Tout le monde s’est fait plaisir, ou a su faire contre mauvaise fortune bon cœur, entre 4h00 et 5h00, heure de Beyrouth, ce samedi 14 avril. 

Au cours de ses soixante minutes durant lesquelles les missiles américains, français et britanniques ont frappé les centres de production et d’emploi de l’arsenal chimique du gang Assad en terres syriennes, les Occidentaux ont rappelé à tous ceux qui avaient été tentés de l’oublier qu’ils sont encore là ; qu’ils ne sont pas (que) ces white trash countries qui aboient toujours et ne mordent jamais ; qu’ils sont crédibles et qu’ils savent trouver un certain équilibre, bon ou mauvais, peu importe, entre le symbole et la fessée, et qu’ils garderont les deux yeux grands ouverts. Donald Trump s’est fantasmé Abraham Lincoln, ou mieux encore, Franklin D. Roosevelt en plein WWII, solennel comme rarement, assénant une leçon de moralité et de philosophie politique au locataire à vie du Kremlin, et obligeant même le spectateur de son one-man-show à se demander à quelle téléréalité au LSD il assistait. Et pendant que Teresa May rêvait de Falklands et de thatchérisme 2.0, Emmanuel Macron squattait Twitter en trilingue, convaincu, Zeus trismégiste, qu’il réussira à ressusciter l’ONU, à ranimer et entretenir la solution politique, et à mettre au pas Moscou et Téhéran. 
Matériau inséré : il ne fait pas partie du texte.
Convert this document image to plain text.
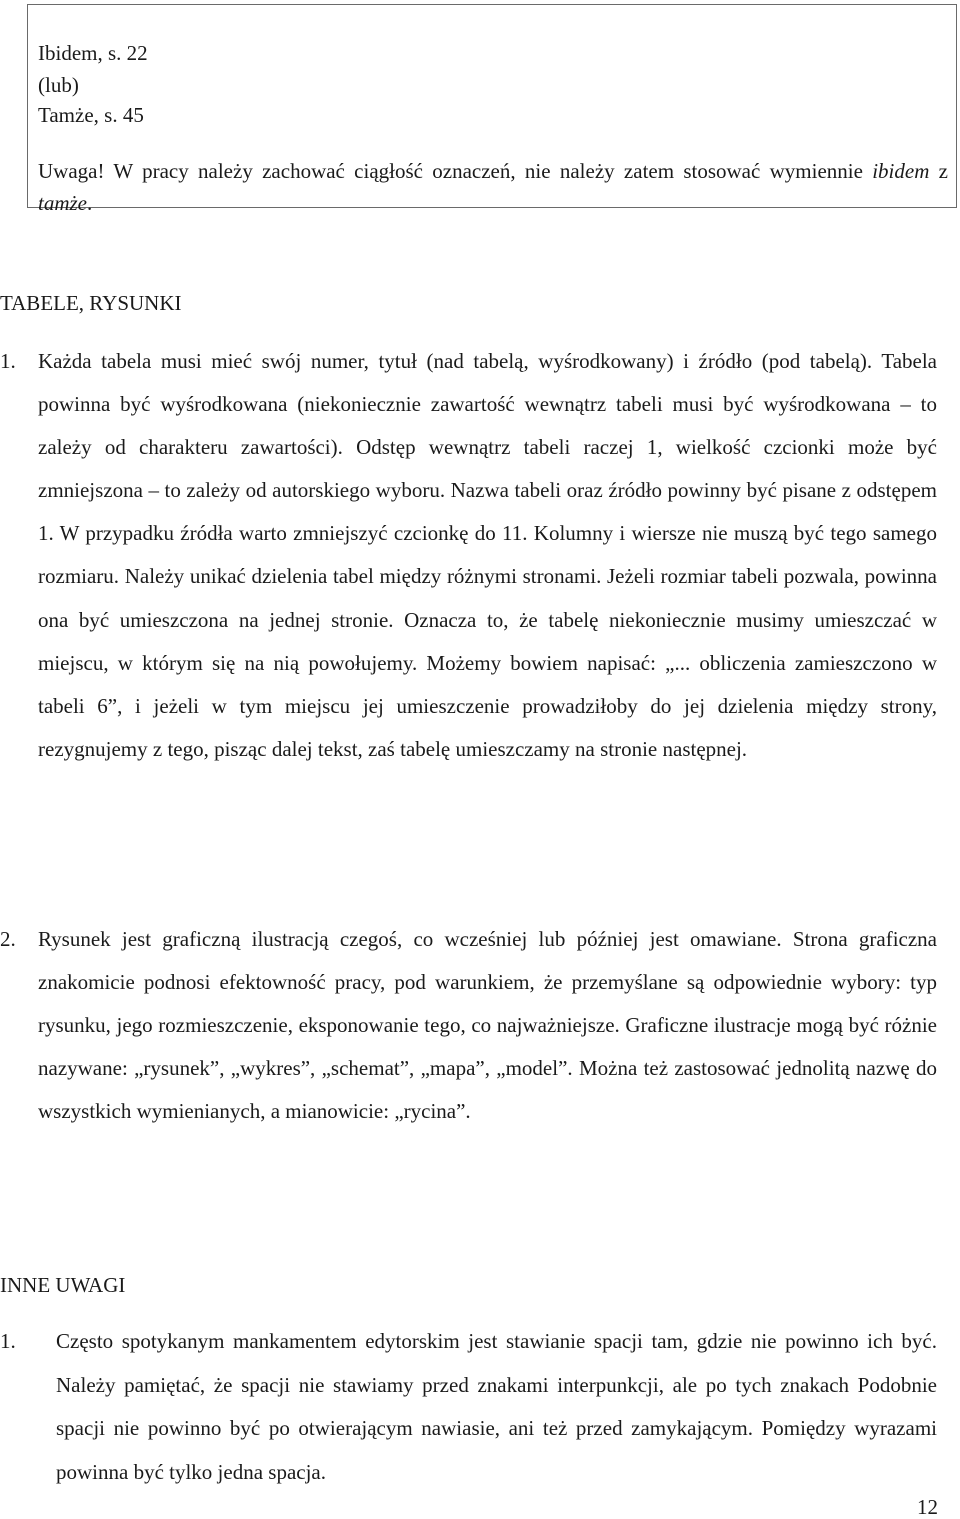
Ibidem, s. 22
(lub)
Tamże, s. 45
Uwaga! W pracy należy zachować ciągłość oznaczeń, nie należy zatem stosować wymiennie ibidem z tamże.
TABELE, RYSUNKI
1. Każda tabela musi mieć swój numer, tytuł (nad tabelą, wyśrodkowany) i źródło (pod tabelą). Tabela powinna być wyśrodkowana (niekoniecznie zawartość wewnątrz tabeli musi być wyśrodkowana – to zależy od charakteru zawartości). Odstęp wewnątrz tabeli raczej 1, wielkość czcionki może być zmniejszona – to zależy od autorskiego wyboru. Nazwa tabeli oraz źródło powinny być pisane z odstępem 1. W przypadku źródła warto zmniejszyć czcionkę do 11. Kolumny i wiersze nie muszą być tego samego rozmiaru. Należy unikać dzielenia tabel między różnymi stronami. Jeżeli rozmiar tabeli pozwala, powinna ona być umieszczona na jednej stronie. Oznacza to, że tabelę niekoniecznie musimy umieszczać w miejscu, w którym się na nią powołujemy. Możemy bowiem napisać: „... obliczenia zamieszczono w tabeli 6”, i jeżeli w tym miejscu jej umieszczenie prowadziłoby do jej dzielenia między strony, rezygnujemy z tego, pisząc dalej tekst, zaś tabelę umieszczamy na stronie następnej.
2. Rysunek jest graficzną ilustracją czegoś, co wcześniej lub później jest omawiane. Strona graficzna znakomicie podnosi efektowność pracy, pod warunkiem, że przemyślane są odpowiednie wybory: typ rysunku, jego rozmieszczenie, eksponowanie tego, co najważniejsze. Graficzne ilustracje mogą być różnie nazywane: „rysunek”, „wykres”, „schemat”, „mapa”, „model”. Można też zastosować jednolitą nazwę do wszystkich wymienianych, a mianowicie: „rycina”.
INNE UWAGI
1. Często spotykanym mankamentem edytorskim jest stawianie spacji tam, gdzie nie powinno ich być. Należy pamiętać, że spacji nie stawiamy przed znakami interpunkcji, ale po tych znakach Podobnie spacji nie powinno być po otwierającym nawiasie, ani też przed zamykającym. Pomiędzy wyrazami powinna być tylko jedna spacja.
12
Ensuite, passé les frappes, les Russes, rassurés et renforcés dans leur mégalomanie, leurs intérêts en Syrie ayant été soigneusement préservés, étaient tout heureux de barboter dans ce qu’ils préfèrent. C’est-à-dire les menaces de chaos et de lignes rouges (sic), l’outrance, l’hypermise en scène bolchoïsée d’une tsarine offensée, droite comme un I, comme une autruche qui aurait avalé un balai par erreur, scandalisée par l’insulte faite au tsarévitch Vladimir et par la violation de la Charte des Nations unies dénoncée par M. Poutine lui-même – garant absolu, comme tout le monde le sait, de cette charte. Et puis la goutte d’eau qui a fait déborder le samovar : pour les Russes, la Syrie a été frappée alors qu’elle avait une chance d’avoir un avenir pacifique. L’âme slave est somptueuse, sauf quand elle prend toutes les autres pour d’irrécupérables idiots. De son côté, pendant qu’Israël se félicitait en maudissant mezzo voce la faiblesse et la timidité des frappes, Recep Tayyip Erdogan reprenait du poil de la bête et continuait sa translation vers l’Ouest, revigoré par l’appel téléphonique de son homologue français, qui l’assurait qu’il entendait intensifier les concertations entre Paris et Ankara. Enfin, Bachar el-Assad est sorti de son terrier, un peu agacé, certes, mais confiant, presque vivifié par cette jolie petite fessée : il pourra sans problème réapprovisionner son stock chimique, il essayera de le réutiliser plus discrètement la prochaine fois, il restera au palais des Mouhajerine (ce n’est pas Mohammad ben Salmane, désormais tout entier arc-bouté contre l’Iran, qui dira le contraire…), mais surtout, il pourra continuer à massacrer tranquillement sa population sans que le trio d’Avengers occidentaux ne lève un sourcil. Ou un marteau.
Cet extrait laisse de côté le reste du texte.